During the hearing, Kerry and the other officials were essentially trying to sell a bushel of apples to a committee looking to buy a basket of oranges. While a handful of questions from the Senators addressed the scientific and political details of the deal, most of the critics were questioning whether it is appropriate to negotiate with Iran at all, and advocated unilateral action.

Cotton took the stance of a trial lawyer, requesting that the committee display images of a Humvee on a projector. He prodded Kerry to answer for Iran's use of "fireballs traveling 6,000 feet per second," by which he meant bombs used by the IRGC—Iran's revolutionary guard—to attack armored vehicles. In previous statements critical of the deal, Cotton had compared Kerry to Pontius Pilate for supposedly bowing to the authority of the IAEA. During the hearing, he and Senator Ted Cruz, a Republican presidential candidate, tried to force Kerry to apologize for the deaths of servicemen at the hands of General Qasem Soleimani, a leader of the IRGC.


Substantive debate at the hearing revolved around sanctions against Iran. Treasury Secretary Jacob Lew said that only "nuclear sanctions" would be lifted in the agreement from Vienna, meaning that the United States would reserve the right to impose sanctions for supporting acts of terrorism. Dan Sullivan, a Republican from Alaska, remained furious over the perception that the deal would green light aggression by extremists inside Iran. If Iran were to blow up a facility, attack an American embassy, or commit other violations that Sullivan says he expects "within the next 10 years," it would likely spell an end to any diplomatic agreement. According to Lew and Carter, these acts would constitute a "breach of the deal."

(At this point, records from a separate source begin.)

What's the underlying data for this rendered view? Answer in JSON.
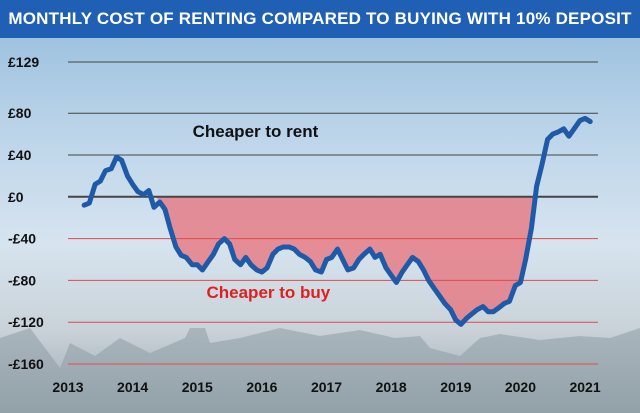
{
  "title": "MONTHLY COST OF RENTING COMPARED TO BUYING WITH 10% DEPOSIT",
  "colors": {
    "title_bg": "#1f5fb4",
    "line": "#1e5aa8",
    "fill_buy": "#e8707a",
    "grid_positive": "#444444",
    "grid_negative": "#e04a4a",
    "label_buy": "#e02020"
  },
  "chart_data": {
    "type": "line",
    "title": "MONTHLY COST OF RENTING COMPARED TO BUYING WITH 10% DEPOSIT",
    "xlabel": "",
    "ylabel": "",
    "ylim": [
      -160,
      129
    ],
    "xlim": [
      2013.0,
      2021.2
    ],
    "y_ticks": [
      {
        "value": 129,
        "label": "£129"
      },
      {
        "value": 80,
        "label": "£80"
      },
      {
        "value": 40,
        "label": "£40"
      },
      {
        "value": 0,
        "label": "£0"
      },
      {
        "value": -40,
        "label": "-£40"
      },
      {
        "value": -80,
        "label": "-£80"
      },
      {
        "value": -120,
        "label": "-£120"
      },
      {
        "value": -160,
        "label": "-£160"
      }
    ],
    "x_ticks": [
      "2013",
      "2014",
      "2015",
      "2016",
      "2017",
      "2018",
      "2019",
      "2020",
      "2021"
    ],
    "annotations": [
      {
        "text": "Cheaper to rent",
        "x": 2015.9,
        "y": 57
      },
      {
        "text": "Cheaper to buy",
        "x": 2016.1,
        "y": -97
      }
    ],
    "grid": true,
    "series": [
      {
        "x": [
          2013.25,
          2013.33,
          2013.42,
          2013.5,
          2013.58,
          2013.67,
          2013.75,
          2013.83,
          2013.92,
          2014.0,
          2014.08,
          2014.17,
          2014.25,
          2014.33,
          2014.42,
          2014.5,
          2014.58,
          2014.67,
          2014.75,
          2014.83,
          2014.92,
          2015.0,
          2015.08,
          2015.17,
          2015.25,
          2015.33,
          2015.42,
          2015.5,
          2015.58,
          2015.67,
          2015.75,
          2015.83,
          2015.92,
          2016.0,
          2016.08,
          2016.17,
          2016.25,
          2016.33,
          2016.42,
          2016.5,
          2016.58,
          2016.67,
          2016.75,
          2016.83,
          2016.92,
          2017.0,
          2017.08,
          2017.17,
          2017.25,
          2017.33,
          2017.42,
          2017.5,
          2017.58,
          2017.67,
          2017.75,
          2017.83,
          2017.92,
          2018.0,
          2018.08,
          2018.17,
          2018.25,
          2018.33,
          2018.42,
          2018.5,
          2018.58,
          2018.67,
          2018.75,
          2018.83,
          2018.92,
          2019.0,
          2019.08,
          2019.17,
          2019.25,
          2019.33,
          2019.42,
          2019.5,
          2019.58,
          2019.67,
          2019.75,
          2019.83,
          2019.92,
          2020.0,
          2020.08,
          2020.17,
          2020.25,
          2020.33,
          2020.42,
          2020.5,
          2020.58,
          2020.67,
          2020.75,
          2020.83,
          2020.92,
          2021.0,
          2021.08
        ],
        "values": [
          -8,
          -6,
          12,
          15,
          25,
          27,
          38,
          35,
          20,
          12,
          5,
          2,
          6,
          -10,
          -5,
          -12,
          -30,
          -48,
          -56,
          -58,
          -65,
          -65,
          -70,
          -62,
          -55,
          -45,
          -40,
          -45,
          -60,
          -65,
          -58,
          -65,
          -70,
          -72,
          -68,
          -55,
          -50,
          -48,
          -48,
          -50,
          -55,
          -58,
          -62,
          -70,
          -72,
          -60,
          -58,
          -50,
          -60,
          -70,
          -68,
          -60,
          -55,
          -50,
          -58,
          -55,
          -68,
          -75,
          -82,
          -72,
          -65,
          -58,
          -62,
          -70,
          -80,
          -88,
          -95,
          -102,
          -108,
          -118,
          -122,
          -116,
          -112,
          -108,
          -105,
          -110,
          -110,
          -106,
          -102,
          -100,
          -85,
          -82,
          -60,
          -30,
          10,
          30,
          55,
          60,
          62,
          65,
          58,
          65,
          73,
          75,
          72
        ]
      }
    ]
  }
}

Secretary of Defense Ash Carter defended the deal's ability to prevent Iran from acquiring a nuclear weapon. Gary Cameron/REUTERS

Most of the Republican Senators advocated increasing unilateral sanctions against Iran, which exasperated Kerry.

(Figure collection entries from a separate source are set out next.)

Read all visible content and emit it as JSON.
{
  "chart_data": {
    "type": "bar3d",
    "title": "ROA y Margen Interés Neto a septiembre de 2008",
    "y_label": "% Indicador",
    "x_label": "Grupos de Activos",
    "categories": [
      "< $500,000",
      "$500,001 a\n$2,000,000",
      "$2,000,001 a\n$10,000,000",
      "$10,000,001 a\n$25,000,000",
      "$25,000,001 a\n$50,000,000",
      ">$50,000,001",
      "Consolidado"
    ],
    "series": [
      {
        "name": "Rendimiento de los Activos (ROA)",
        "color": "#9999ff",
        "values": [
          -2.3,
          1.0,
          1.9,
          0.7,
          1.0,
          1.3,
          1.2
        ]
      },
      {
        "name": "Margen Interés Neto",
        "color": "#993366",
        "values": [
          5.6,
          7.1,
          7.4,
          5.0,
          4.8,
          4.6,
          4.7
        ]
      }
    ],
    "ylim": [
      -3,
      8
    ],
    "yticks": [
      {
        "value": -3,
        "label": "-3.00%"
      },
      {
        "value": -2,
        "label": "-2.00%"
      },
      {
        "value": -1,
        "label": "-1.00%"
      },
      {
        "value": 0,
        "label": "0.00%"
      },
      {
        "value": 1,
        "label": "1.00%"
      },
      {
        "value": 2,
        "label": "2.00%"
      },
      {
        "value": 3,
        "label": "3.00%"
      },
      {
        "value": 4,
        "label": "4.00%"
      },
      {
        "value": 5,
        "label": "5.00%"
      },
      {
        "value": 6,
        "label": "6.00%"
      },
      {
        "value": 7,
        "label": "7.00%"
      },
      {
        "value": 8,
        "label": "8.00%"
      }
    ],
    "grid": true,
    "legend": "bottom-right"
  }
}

"To what end?" he said. "To negotiate?" Yesterday, Kerry told the House that this deal likely represented the U.S.'s last chance to strike a bargain with the current ayatollah.

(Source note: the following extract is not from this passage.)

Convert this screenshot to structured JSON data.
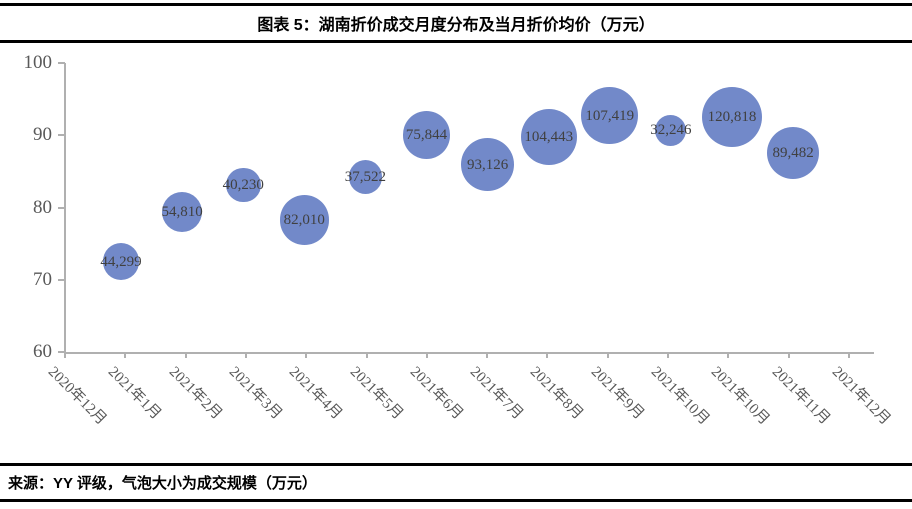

Carter maintained that the deal might present the only opportunity to enforce America's will on a sovereign nation without bombings or invasion. Lindsey Graham, who exploded at Carter toward the end of the hearing, seemed to favor the latter.

"Who wins the war between the United States and Iran? Who wins?" he yelled. Carter was reduced to laughter during Graham's line of questioning, left without any room to maneuver.

"We win," said Graham, answering his own question.